Amendement (sans numéro) — APRÈS L'ARTICLE 12, insérer l'article suivant:
Dispositif
I. – Le I de l’article 244 quater B du code général des impôts est ainsi modifié :
1° À la deuxième phrase du premier alinéa du I , le taux :« 5 % » est remplacé par le taux : « 2 % »
2° Après la deuxième phrase, est insérée une phrase ainsi rédigée : « Le premier de ces deux taux est porté à 35 % lorsqu’il est afférent aux dépenses de recherche contribuant cumulativement ou alternativement à la réalisation d’au moins l’un des objectifs de la politique de défense de la France mentionnés à l’article 2 de la loi n° 2023‑703 du 1er août 2024, de programmation militaire pour les années 2024 à 2030, à la réalisation d’au moins l’un des six objectifs environnementaux définis à l’article 9 du règlement (UE) 2020/852 du Parlement européen et du Conseil du 18 juin 2020 sur l’établissement d’un cadre visant à favoriser les investissements durables ou au développement d’une technologie « zéro net » au sens de l’article 4 du règlement (UE) n° 2024/1735 du Parlement européen et du Conseil du 30 juin 2024 relatif à la souveraineté technologique et à la neutralité climatique. »
II . – Les dispositions du présent article s’appliquent aux dépenses de recherche exposées à compter du 1er janvier 2026.
Exposé sommaire
Le Crédit d'Impôt Recherche (CIR) est un dispositif fiscal majeur qui a indéniablement contribué à l'attractivité et au dynamisme de la R&D française. Néanmoins, il souffre de deux défauts structurels : une concentration déséquilibrée de ses bénéfices et un manque d'orientation stratégique vers la transition écologique.

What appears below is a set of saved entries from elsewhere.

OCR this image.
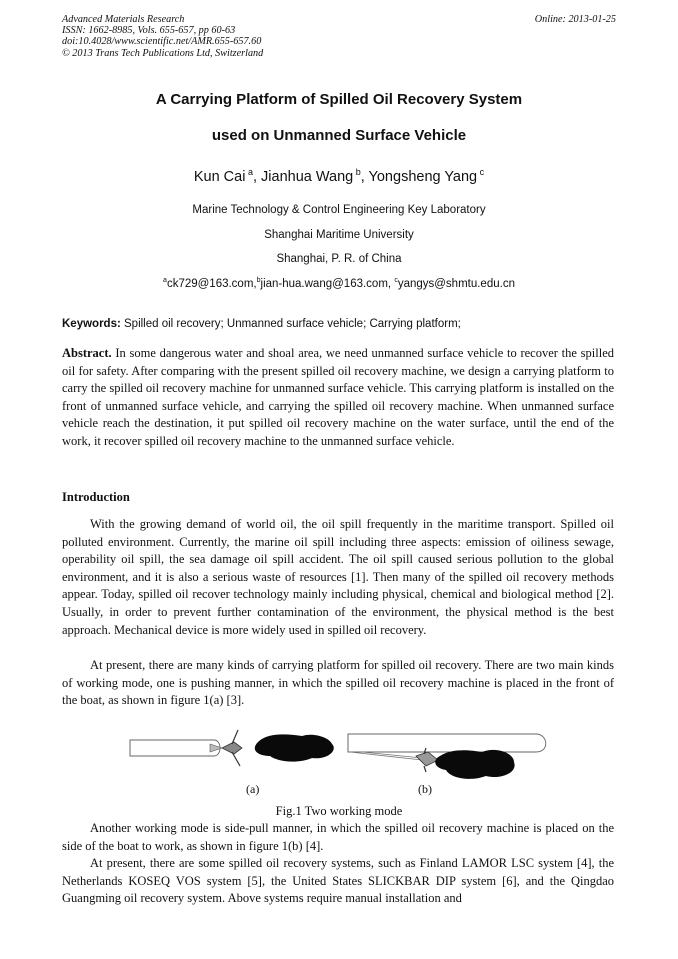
Advanced Materials Research
ISSN: 1662-8985, Vols. 655-657, pp 60-63
doi:10.4028/www.scientific.net/AMR.655-657.60
© 2013 Trans Tech Publications Ltd, Switzerland
Online: 2013-01-25
A Carrying Platform of Spilled Oil Recovery System
used on Unmanned Surface Vehicle
Kun Cai $^a$, Jianhua Wang $^b$, Yongsheng Yang $^c$
Marine Technology & Control Engineering Key Laboratory
Shanghai Maritime University
Shanghai, P. R. of China
$^a$ck729@163.com,$^b$jian-hua.wang@163.com, $^c$yangys@shmtu.edu.cn
Keywords: Spilled oil recovery; Unmanned surface vehicle; Carrying platform;

Abstract. In some dangerous water and shoal area, we need unmanned surface vehicle to recover the spilled oil for safety. After comparing with the present spilled oil recovery machine, we design a carrying platform to carry the spilled oil recovery machine for unmanned surface vehicle. This carrying platform is installed on the front of unmanned surface vehicle, and carrying the spilled oil recovery machine. When unmanned surface vehicle reach the destination, it put spilled oil recovery machine on the water surface, until the end of the work, it recover spilled oil recovery machine to the unmanned surface vehicle.

Introduction

With the growing demand of world oil, the oil spill frequently in the maritime transport. Spilled oil polluted environment. Currently, the marine oil spill including three aspects: emission of oiliness sewage, operability oil spill, the sea damage oil spill accident. The oil spill caused serious pollution to the global environment, and it is also a serious waste of resources [1]. Then many of the spilled oil recovery methods appear. Today, spilled oil recover technology mainly including physical, chemical and biological method [2]. Usually, in order to prevent further contamination of the environment, the physical method is the best approach. Mechanical device is more widely used in spilled oil recovery.

At present, there are many kinds of carrying platform for spilled oil recovery. There are two main kinds of working mode, one is pushing manner, in which the spilled oil recovery machine is placed in the front of the boat, as shown in figure 1(a) [3].

(a)	(b)
Fig.1 Two working mode

Another working mode is side-pull manner, in which the spilled oil recovery machine is placed on the side of the boat to work, as shown in figure 1(b) [4].

At present, there are some spilled oil recovery systems, such as Finland LAMOR LSC system [4], the Netherlands KOSEQ VOS system [5], the United States SLICKBAR DIP system [6], and the Qingdao Guangming oil recovery system. Above systems require manual installation and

Actuellement, 36% des créances du CIR sont captées par seulement 1% des entreprises bénéficiaires. Or, l'effet d'entraînement économique (mesuré par un ratio de 1,4) est bien supérieur chez les PME/ETI par rapport aux grandes entreprises (ratio de 0,4). Pour répondre à ce double défi d'équité et de stratégie et optimiser l’investissement public, cet amendement propose une double action ciblée sur les taux du CIR.
Premièrement, afin de générer des marges budgétaires pour un rééquilibrage en faveur des PME/ETI, l'amendement prévoit d'abaisser le taux applicable aux dépenses de R&D au-delà de 100 millions d'euros, le faisant passer de 5% à 2%.
Deuxièmement, il est proposé d'instaurer un taux bonifié de 35% (soit une majoration de 5 points sur le taux normal de 30%) pour les dépenses de R&D en deçà du seuil de 100 millions d'euros qui contribuent à la réalisation des priorités nationales. Cette bonification concernera spécifiquement les travaux de recherche qui participent à la réalisation des objectifs de la politique de défense (Loi de programmation militaire), des objectifs environnementaux européens (Règlement Taxonomie) et au développement des technologies "zéro net" (NZIA - Net-Zero Industry Act). Cette mesure d'incitation fiscale permet d'aligner le soutien à la recherche privée sur la politique économique et environnementale de l'Union Européenne et de garantir que l'aide publique française soutient prioritairement les innovations nécessaires à la décarbonation de l'économie, au renforcement de notre souveraineté industrielle et aux objectifs de défense.
Comme le rappelle un rapport de mars 2024 produit par l’Inspection Générale des Finances, le Conseil des prélèvements obligatoires estime que l'objectif initial du CIR de diminuer le taux général d'imposition est désormais caduc. Cette réforme permettrait donc de moderniser le CIR pour en faire un outil plus juste, plus efficace et plus stratégique au service des priorités de la Nation.